Tuesday, March 13, 2018
Tuesday of the Fourth Week of Lent
Jesus said to him, “Rise, take up your mat, and walk.” Immediately the man became well, took up his mat, and walked. John 5:8-9
Let’s look at one of the clear symbolic meanings of this passage above. The man Jesus healed was paralyzed, being unable to walk and take care of himself. Others neglected him as he sat there by the pool, hoping for kindness and attention. Jesus sees him and gives him His full attention. After a short dialogue, Jesus cures him and tells him to rise and walk.
One clear symbolic message is that his physical paralysis is an image of the result of sin in our lives. When we sin we “paralyze” ourselves.

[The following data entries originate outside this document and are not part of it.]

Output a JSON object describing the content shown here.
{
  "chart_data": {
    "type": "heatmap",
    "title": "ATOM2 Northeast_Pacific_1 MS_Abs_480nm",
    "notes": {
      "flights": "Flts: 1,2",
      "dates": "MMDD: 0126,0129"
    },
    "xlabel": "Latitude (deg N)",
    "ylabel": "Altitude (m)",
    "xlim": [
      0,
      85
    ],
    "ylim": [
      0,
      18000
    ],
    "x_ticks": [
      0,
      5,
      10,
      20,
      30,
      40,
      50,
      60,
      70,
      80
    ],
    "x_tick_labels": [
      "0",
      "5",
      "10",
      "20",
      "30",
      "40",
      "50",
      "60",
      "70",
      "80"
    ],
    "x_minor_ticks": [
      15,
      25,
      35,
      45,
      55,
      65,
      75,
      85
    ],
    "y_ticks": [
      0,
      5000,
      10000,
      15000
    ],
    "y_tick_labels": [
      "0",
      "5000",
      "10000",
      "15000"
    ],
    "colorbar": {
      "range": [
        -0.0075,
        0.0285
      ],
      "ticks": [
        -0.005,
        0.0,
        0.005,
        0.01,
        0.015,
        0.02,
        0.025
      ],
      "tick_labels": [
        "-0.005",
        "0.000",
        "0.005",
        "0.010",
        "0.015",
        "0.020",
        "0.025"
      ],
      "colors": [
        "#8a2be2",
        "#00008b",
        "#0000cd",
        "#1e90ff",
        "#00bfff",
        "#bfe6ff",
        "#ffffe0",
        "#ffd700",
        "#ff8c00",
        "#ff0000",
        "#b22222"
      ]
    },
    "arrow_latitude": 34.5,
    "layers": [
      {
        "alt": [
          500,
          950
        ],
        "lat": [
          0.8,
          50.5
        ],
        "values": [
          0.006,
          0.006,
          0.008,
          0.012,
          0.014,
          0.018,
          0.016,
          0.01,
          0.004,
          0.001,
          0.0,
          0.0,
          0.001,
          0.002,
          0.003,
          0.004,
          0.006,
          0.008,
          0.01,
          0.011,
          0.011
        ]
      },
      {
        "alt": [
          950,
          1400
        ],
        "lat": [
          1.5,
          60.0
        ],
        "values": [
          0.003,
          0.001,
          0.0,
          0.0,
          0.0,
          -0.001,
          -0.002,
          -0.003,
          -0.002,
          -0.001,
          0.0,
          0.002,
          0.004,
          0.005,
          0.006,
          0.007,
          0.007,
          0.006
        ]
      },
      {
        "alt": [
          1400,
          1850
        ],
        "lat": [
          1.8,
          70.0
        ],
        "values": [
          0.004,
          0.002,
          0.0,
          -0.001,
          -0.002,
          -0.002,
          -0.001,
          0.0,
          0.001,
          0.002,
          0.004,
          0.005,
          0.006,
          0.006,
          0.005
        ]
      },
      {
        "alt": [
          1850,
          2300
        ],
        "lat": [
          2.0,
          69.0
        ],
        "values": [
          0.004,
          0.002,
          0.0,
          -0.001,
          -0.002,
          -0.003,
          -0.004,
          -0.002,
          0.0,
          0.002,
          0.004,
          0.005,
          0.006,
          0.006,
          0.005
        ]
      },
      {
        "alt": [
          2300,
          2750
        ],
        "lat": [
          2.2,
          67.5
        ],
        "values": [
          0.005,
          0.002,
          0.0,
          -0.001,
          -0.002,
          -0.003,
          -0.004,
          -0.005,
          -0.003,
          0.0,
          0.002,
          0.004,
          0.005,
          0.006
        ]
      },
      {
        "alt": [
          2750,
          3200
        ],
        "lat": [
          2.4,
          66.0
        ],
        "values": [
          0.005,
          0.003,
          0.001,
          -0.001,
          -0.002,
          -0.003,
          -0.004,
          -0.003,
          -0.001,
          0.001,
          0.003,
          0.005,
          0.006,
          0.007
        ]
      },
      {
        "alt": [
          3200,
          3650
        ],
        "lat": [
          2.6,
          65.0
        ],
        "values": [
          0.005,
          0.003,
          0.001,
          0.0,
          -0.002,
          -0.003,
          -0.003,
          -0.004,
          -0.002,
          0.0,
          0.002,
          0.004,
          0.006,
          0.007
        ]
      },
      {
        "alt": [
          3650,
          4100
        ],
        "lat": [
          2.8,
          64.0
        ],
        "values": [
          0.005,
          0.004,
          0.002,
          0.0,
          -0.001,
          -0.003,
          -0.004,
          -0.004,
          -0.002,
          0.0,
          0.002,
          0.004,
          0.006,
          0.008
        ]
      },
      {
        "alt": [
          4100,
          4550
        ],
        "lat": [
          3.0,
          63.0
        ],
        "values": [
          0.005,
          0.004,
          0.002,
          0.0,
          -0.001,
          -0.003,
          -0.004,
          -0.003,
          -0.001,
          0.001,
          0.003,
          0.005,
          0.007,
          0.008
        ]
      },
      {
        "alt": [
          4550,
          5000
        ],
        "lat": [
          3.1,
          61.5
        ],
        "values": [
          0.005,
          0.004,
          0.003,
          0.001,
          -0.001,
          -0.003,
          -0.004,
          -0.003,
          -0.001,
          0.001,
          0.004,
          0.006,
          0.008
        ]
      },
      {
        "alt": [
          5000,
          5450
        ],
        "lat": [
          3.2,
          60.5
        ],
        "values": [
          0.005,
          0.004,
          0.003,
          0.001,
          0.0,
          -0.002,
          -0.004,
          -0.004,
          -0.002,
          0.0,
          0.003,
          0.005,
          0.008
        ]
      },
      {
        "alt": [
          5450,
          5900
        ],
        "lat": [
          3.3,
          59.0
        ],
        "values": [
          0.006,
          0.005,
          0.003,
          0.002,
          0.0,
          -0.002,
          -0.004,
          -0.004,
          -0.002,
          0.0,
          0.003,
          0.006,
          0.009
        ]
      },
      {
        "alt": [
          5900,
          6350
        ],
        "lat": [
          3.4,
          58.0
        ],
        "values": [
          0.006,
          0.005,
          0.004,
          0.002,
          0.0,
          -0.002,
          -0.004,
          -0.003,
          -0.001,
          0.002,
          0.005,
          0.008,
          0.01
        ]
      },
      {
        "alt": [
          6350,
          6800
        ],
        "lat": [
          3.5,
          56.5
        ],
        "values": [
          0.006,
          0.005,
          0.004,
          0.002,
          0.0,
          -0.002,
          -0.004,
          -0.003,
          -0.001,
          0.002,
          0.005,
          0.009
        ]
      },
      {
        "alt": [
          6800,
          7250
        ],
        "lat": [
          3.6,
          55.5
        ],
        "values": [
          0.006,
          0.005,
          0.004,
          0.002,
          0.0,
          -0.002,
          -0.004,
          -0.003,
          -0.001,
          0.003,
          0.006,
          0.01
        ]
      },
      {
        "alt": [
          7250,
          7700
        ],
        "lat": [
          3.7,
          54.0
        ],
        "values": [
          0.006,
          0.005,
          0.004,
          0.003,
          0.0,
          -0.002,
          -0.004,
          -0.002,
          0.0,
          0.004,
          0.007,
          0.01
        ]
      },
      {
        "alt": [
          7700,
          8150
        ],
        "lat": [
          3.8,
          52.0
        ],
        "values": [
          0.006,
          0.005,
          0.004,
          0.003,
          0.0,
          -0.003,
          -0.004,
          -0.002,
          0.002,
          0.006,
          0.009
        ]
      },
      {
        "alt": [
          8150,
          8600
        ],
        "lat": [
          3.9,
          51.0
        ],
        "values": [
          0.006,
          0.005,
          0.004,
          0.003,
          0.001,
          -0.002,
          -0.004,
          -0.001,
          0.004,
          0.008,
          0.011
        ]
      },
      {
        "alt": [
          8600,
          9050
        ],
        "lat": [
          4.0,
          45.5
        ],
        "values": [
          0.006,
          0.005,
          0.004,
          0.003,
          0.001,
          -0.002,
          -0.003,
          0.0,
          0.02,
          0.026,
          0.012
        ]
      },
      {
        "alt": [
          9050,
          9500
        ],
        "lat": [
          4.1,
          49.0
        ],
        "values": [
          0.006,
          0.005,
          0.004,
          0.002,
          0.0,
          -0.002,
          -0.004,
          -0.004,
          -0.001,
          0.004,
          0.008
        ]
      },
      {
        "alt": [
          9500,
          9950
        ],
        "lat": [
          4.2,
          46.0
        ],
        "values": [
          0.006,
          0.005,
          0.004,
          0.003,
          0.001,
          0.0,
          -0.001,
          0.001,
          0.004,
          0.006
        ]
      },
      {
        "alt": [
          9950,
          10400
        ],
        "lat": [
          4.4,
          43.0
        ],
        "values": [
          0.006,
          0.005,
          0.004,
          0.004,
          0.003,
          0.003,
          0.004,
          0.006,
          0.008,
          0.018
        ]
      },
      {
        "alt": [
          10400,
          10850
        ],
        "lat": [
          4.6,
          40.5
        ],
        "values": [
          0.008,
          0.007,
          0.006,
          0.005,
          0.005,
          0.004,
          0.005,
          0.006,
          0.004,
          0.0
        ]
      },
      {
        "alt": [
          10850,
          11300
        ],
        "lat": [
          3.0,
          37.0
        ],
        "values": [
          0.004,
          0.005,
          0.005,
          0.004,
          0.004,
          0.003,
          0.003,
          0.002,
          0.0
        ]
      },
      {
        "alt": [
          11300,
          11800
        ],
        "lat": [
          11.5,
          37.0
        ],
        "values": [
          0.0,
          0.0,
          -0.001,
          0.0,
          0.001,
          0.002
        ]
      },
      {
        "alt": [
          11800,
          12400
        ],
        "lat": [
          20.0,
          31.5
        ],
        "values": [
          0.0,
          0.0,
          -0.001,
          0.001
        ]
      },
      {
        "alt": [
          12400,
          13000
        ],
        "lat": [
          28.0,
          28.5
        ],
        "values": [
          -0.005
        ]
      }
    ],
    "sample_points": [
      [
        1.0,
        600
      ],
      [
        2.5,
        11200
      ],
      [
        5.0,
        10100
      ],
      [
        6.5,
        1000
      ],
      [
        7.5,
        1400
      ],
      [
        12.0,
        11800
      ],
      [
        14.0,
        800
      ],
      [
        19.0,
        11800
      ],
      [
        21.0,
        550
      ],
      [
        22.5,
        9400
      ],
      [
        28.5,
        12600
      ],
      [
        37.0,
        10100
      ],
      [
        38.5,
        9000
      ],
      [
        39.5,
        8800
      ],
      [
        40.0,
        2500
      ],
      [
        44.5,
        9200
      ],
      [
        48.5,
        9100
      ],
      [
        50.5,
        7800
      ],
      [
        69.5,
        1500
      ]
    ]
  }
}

Sin has grave consequences on our lives and the clearest consequence is that we are left unable to rise and then walk in the ways of God. Grave sin, especially, renders us powerless to love and live in true freedom. It leaves us trapped and unable to care for our own spiritual lives or for others in any way. It’s important to see the consequences of sin. Even minor sins hinder our abilities, strip us of energy, and leave us spiritually crippled to one extent or another.
Hopefully you know this and it is not a new revelation to you. But what must be new to you is the honest admission of your current guilt. You must see yourself in this story. Jesus did not heal this man only for the good of this one man. He healed him, in part, to tell you that He sees you in your broken state as you experience the consequences of your sin. He sees you in need, looks at you and calls you to rise and walk. Do not underestimate the importance of allowing Him to perform a healing in your life. Do not neglect to identify even the smallest sin which imposes its consequences upon you. Look at your sin, allow Jesus to see it, and listen to Him speak words of healing and freedom.
Reflect, today, upon this powerful encounter this crippled man had with Jesus. Put yourself into the scene and know that this healing is also done for you. If you have not done so already this Lent, go to Confession and discover Jesus’ healing in that Sacrament. Confession is the answer to the freedom that awaits you, especially when it is entered into honestly and thoroughly.
Lord, please forgive me for my sins. I desire to see them and to acknowledge the consequences they impose upon me. I know that You desire to free me from these burdens and to heal them at the source. Lord, give me courage to confess my sins to You, especially in the Sacrament of Reconciliation. Jesus, I trust in You.